There are many logging that can be used to help debug code on a mobile device. For example, you can use log messages to print information about the state of your code.

Some logging tools are:

Crashlytics is a crash reporting tool that allows you to track and analyze crashes in your mobile app.

With Crashlytics, you can see detailed information about crashes in your app, including the stack trace and the device and OS version where the crash occurred.

This information can help you quickly identify and fix issues that are causing crashes in your app.

Logcat is a logging tool that is part of the Android SDK and allows you to view and filter log messages generated by your app and the Android system.

It is a powerful tool that can help you identify and debug issues with your app, such as crashes, performance issues, and incorrect behavior.

If you are developing an iOS app, you can use the Xcode Debug Console to view and filter log messages generated by your app.

The Debug Console provides a similar set of features to Logcat, and allows you to easily identify and debug issues with your iOS app.

HockeyApp is a platform for distributing, testing, and collecting feedback on mobile apps.
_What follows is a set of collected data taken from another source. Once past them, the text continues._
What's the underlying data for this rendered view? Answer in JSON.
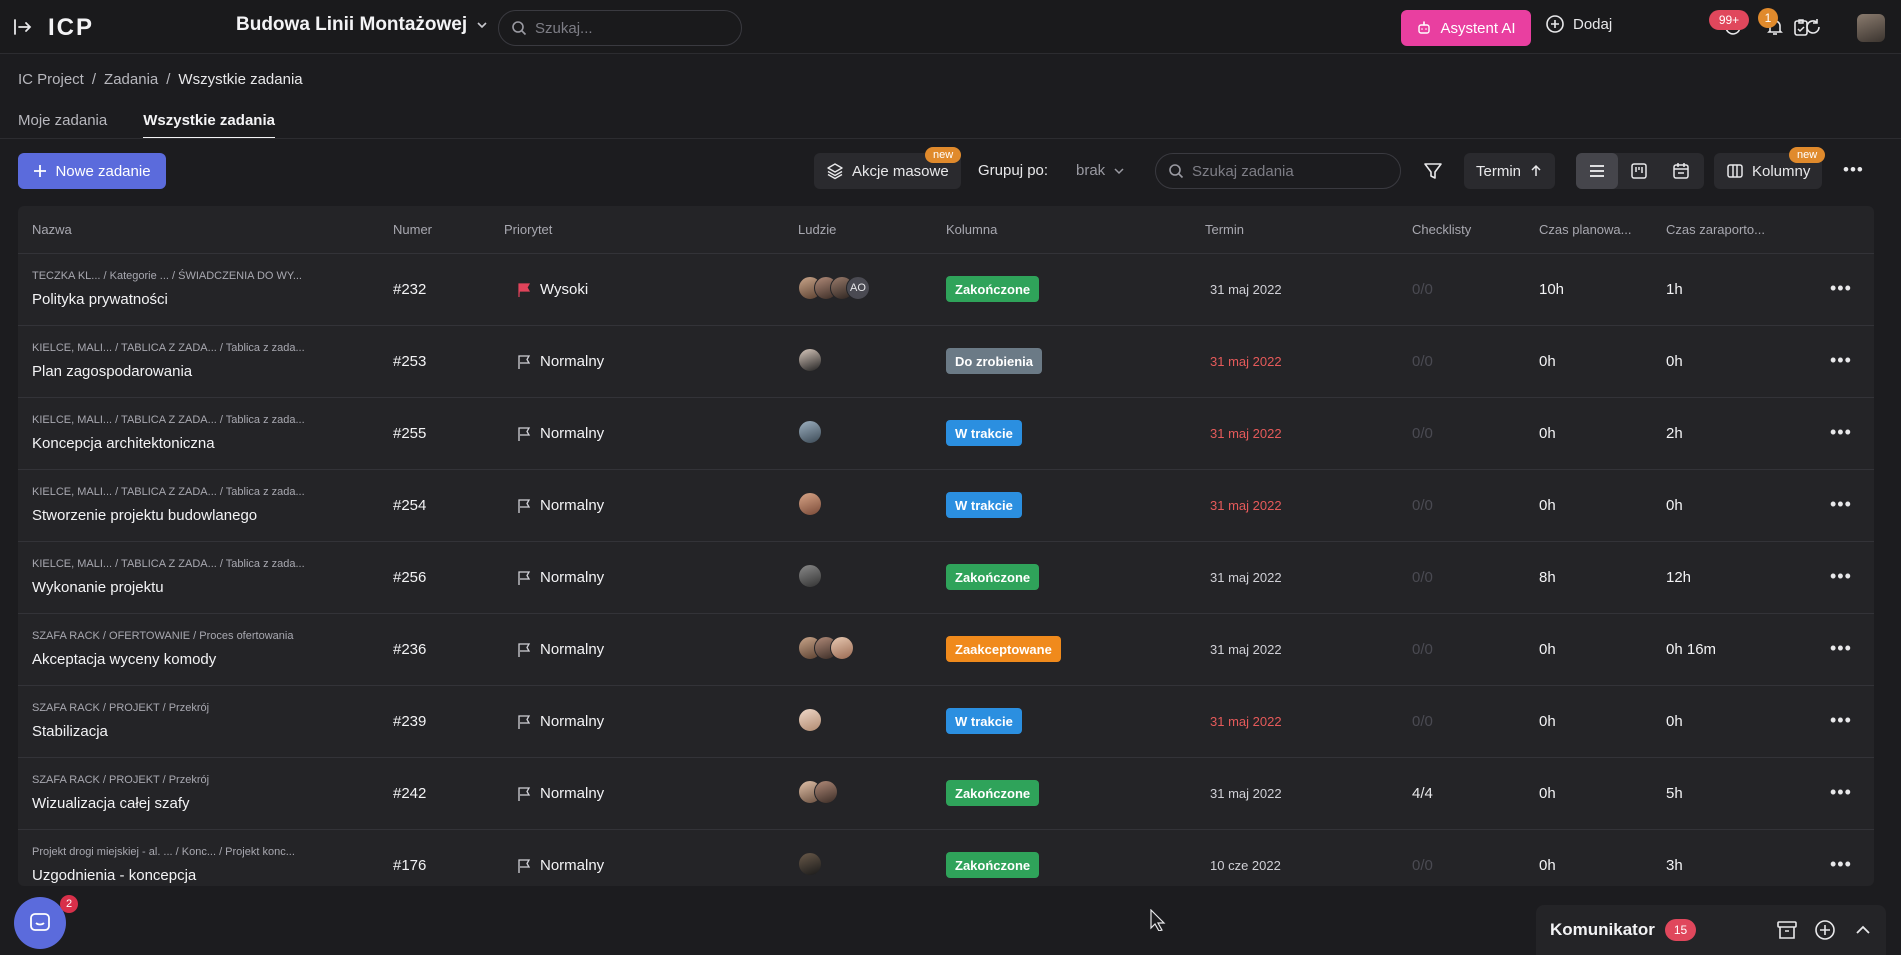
{
  "header": {
    "collapse_icon": "collapse-sidebar-icon",
    "logo_text": "ICP",
    "project_name": "Budowa Linii Montażowej",
    "search_placeholder": "Szukaj...",
    "ai_button": "Asystent AI",
    "add_button": "Dodaj",
    "notifications_badge": "99+",
    "updates_badge": "1"
  },
  "breadcrumb": {
    "root": "IC Project",
    "sep": "/",
    "section": "Zadania",
    "current": "Wszystkie zadania"
  },
  "tabs": [
    {
      "label": "Moje zadania",
      "active": false
    },
    {
      "label": "Wszystkie zadania",
      "active": true
    }
  ],
  "toolbar": {
    "new_task": "Nowe zadanie",
    "bulk_actions": "Akcje masowe",
    "new_tag": "new",
    "group_by_label": "Grupuj po:",
    "group_by_value": "brak",
    "search_placeholder": "Szukaj zadania",
    "sort_label": "Termin",
    "columns_label": "Kolumny",
    "columns_new_tag": "new",
    "more": "•••"
  },
  "table": {
    "columns": [
      "Nazwa",
      "Numer",
      "Priorytet",
      "Ludzie",
      "Kolumna",
      "Termin",
      "Checklisty",
      "Czas planowa...",
      "Czas zaraporto..."
    ],
    "rows": [
      {
        "path": "TECZKA KL...  / Kategorie ...  / ŚWIADCZENIA DO WY...",
        "name": "Polityka prywatności",
        "number": "#232",
        "priority": "Wysoki",
        "priority_high": true,
        "people": [
          "p1",
          "p2",
          "p3",
          "AO"
        ],
        "status": "Zakończone",
        "status_color": "#2fa35a",
        "due": "31 maj 2022",
        "overdue": false,
        "checklist": "0/0",
        "checklist_done": false,
        "planned": "10h",
        "reported": "1h"
      },
      {
        "path": "KIELCE, MALI...  / TABLICA Z ZADA...  / Tablica z zada...",
        "name": "Plan zagospodarowania",
        "number": "#253",
        "priority": "Normalny",
        "priority_high": false,
        "people": [
          "p4"
        ],
        "status": "Do zrobienia",
        "status_color": "#6b7a86",
        "due": "31 maj 2022",
        "overdue": true,
        "checklist": "0/0",
        "checklist_done": false,
        "planned": "0h",
        "reported": "0h"
      },
      {
        "path": "KIELCE, MALI...  / TABLICA Z ZADA...  / Tablica z zada...",
        "name": "Koncepcja architektoniczna",
        "number": "#255",
        "priority": "Normalny",
        "priority_high": false,
        "people": [
          "p5"
        ],
        "status": "W trakcie",
        "status_color": "#2b8fe0",
        "due": "31 maj 2022",
        "overdue": true,
        "checklist": "0/0",
        "checklist_done": false,
        "planned": "0h",
        "reported": "2h"
      },
      {
        "path": "KIELCE, MALI...  / TABLICA Z ZADA...  / Tablica z zada...",
        "name": "Stworzenie projektu budowlanego",
        "number": "#254",
        "priority": "Normalny",
        "priority_high": false,
        "people": [
          "p6"
        ],
        "status": "W trakcie",
        "status_color": "#2b8fe0",
        "due": "31 maj 2022",
        "overdue": true,
        "checklist": "0/0",
        "checklist_done": false,
        "planned": "0h",
        "reported": "0h"
      },
      {
        "path": "KIELCE, MALI...  / TABLICA Z ZADA...  / Tablica z zada...",
        "name": "Wykonanie projektu",
        "number": "#256",
        "priority": "Normalny",
        "priority_high": false,
        "people": [
          "p7"
        ],
        "status": "Zakończone",
        "status_color": "#2fa35a",
        "due": "31 maj 2022",
        "overdue": false,
        "checklist": "0/0",
        "checklist_done": false,
        "planned": "8h",
        "reported": "12h"
      },
      {
        "path": "SZAFA RACK / OFERTOWANIE / Proces ofertowania",
        "name": "Akceptacja wyceny komody",
        "number": "#236",
        "priority": "Normalny",
        "priority_high": false,
        "people": [
          "p1",
          "p2",
          "p8"
        ],
        "status": "Zaakceptowane",
        "status_color": "#f08a1c",
        "due": "31 maj 2022",
        "overdue": false,
        "checklist": "0/0",
        "checklist_done": false,
        "planned": "0h",
        "reported": "0h 16m"
      },
      {
        "path": "SZAFA RACK / PROJEKT / Przekrój",
        "name": "Stabilizacja",
        "number": "#239",
        "priority": "Normalny",
        "priority_high": false,
        "people": [
          "p9"
        ],
        "status": "W trakcie",
        "status_color": "#2b8fe0",
        "due": "31 maj 2022",
        "overdue": true,
        "checklist": "0/0",
        "checklist_done": false,
        "planned": "0h",
        "reported": "0h"
      },
      {
        "path": "SZAFA RACK / PROJEKT / Przekrój",
        "name": "Wizualizacja całej szafy",
        "number": "#242",
        "priority": "Normalny",
        "priority_high": false,
        "people": [
          "p10",
          "p2"
        ],
        "status": "Zakończone",
        "status_color": "#2fa35a",
        "due": "31 maj 2022",
        "overdue": false,
        "checklist": "4/4",
        "checklist_done": true,
        "planned": "0h",
        "reported": "5h"
      },
      {
        "path": "Projekt drogi miejskiej - al. ...  / Konc...  / Projekt konc...",
        "name": "Uzgodnienia - koncepcja",
        "number": "#176",
        "priority": "Normalny",
        "priority_high": false,
        "people": [
          "p11"
        ],
        "status": "Zakończone",
        "status_color": "#2fa35a",
        "due": "10 cze 2022",
        "overdue": false,
        "checklist": "0/0",
        "checklist_done": false,
        "planned": "0h",
        "reported": "3h"
      }
    ]
  },
  "chat": {
    "badge": "2"
  },
  "komunikator": {
    "title": "Komunikator",
    "badge": "15"
  }
}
In addition to providing tools for distributing and testing your app, HockeyApp also includes an amazing logging feature.

You can also build your own custom logging tool.

Performance Testing

You can use performance profiling tools to help identify and fix performance issues in your code.

Some tools allow you to collect detailed information about the performance of your code, such as the amount of CPU and memory usage, the number of function calls, and the execution time of your code.

This information can help you identify areas of your code that may be causing performance issues, and then take steps to optimize and improve the performance of your code.

Mobile Webapps

There are several ways to test mobile webapps on browsers, including the following:

Most modern web browsers, such as Google Chrome and Mozilla Firefox, have a built-in mobile browser emulator that allows you to simulate how your webapp will look and function on a mobile device.

To access the emulator, you can open the developer tools in your web browser and select the "Emulate" tab.

From here, you can choose the type of mobile device you want to simulate and adjust the screen size, pixel density, and other settings to match the device you are testing on.

You can test your mobile webapp using a physical mobile device, such as a smartphone or tablet.

To do this, you can either open the webapp in the mobile device's web browser and test it directly, or you can use a tool like Appium to run your webapp in an emulator or simulator on the device.

Another option is to use a cloud-based testing service, such as BrowserStack or Sauce Labs, which allows you to test your webapp on a variety of different mobile devices and browsers.

These services provide a wide range of mobile devices that you can use to test your webapp, as well as tools for automating your tests and collecting detailed reports on the performance and functionality of your webapp.

Regardless of which method you choose, it is important to test your mobile webapp on a variety of different mobile devices and browsers to ensure that it works properly and provides a good user experience on all devices.

The Process

Once you have the appropriate tools in place, the process of debugging code on mobile devices is similar to debugging code on a desktop or laptop computer.

You can use techniques such as breakpoints, stepping through code, and inspecting variables to identify and fix bugs in your code.

One important consideration when debugging code on mobile devices is the performance of your code.

Mobile devices often have limited processing power and memory compared to desktop or laptop computers, which can affect the performance of your code.

This can make it difficult to debug performance issues.

The behavior of your code on a mobile device may be different than on a desktop or laptop computer.

Debugging mobile software can be a challenging task, but it is an essential part of the development process.

By using a combination of tools, techniques, and testing frameworks, we can identify and fix issues in our code, ensuring that our software is of high quality and performs well on a variety of devices.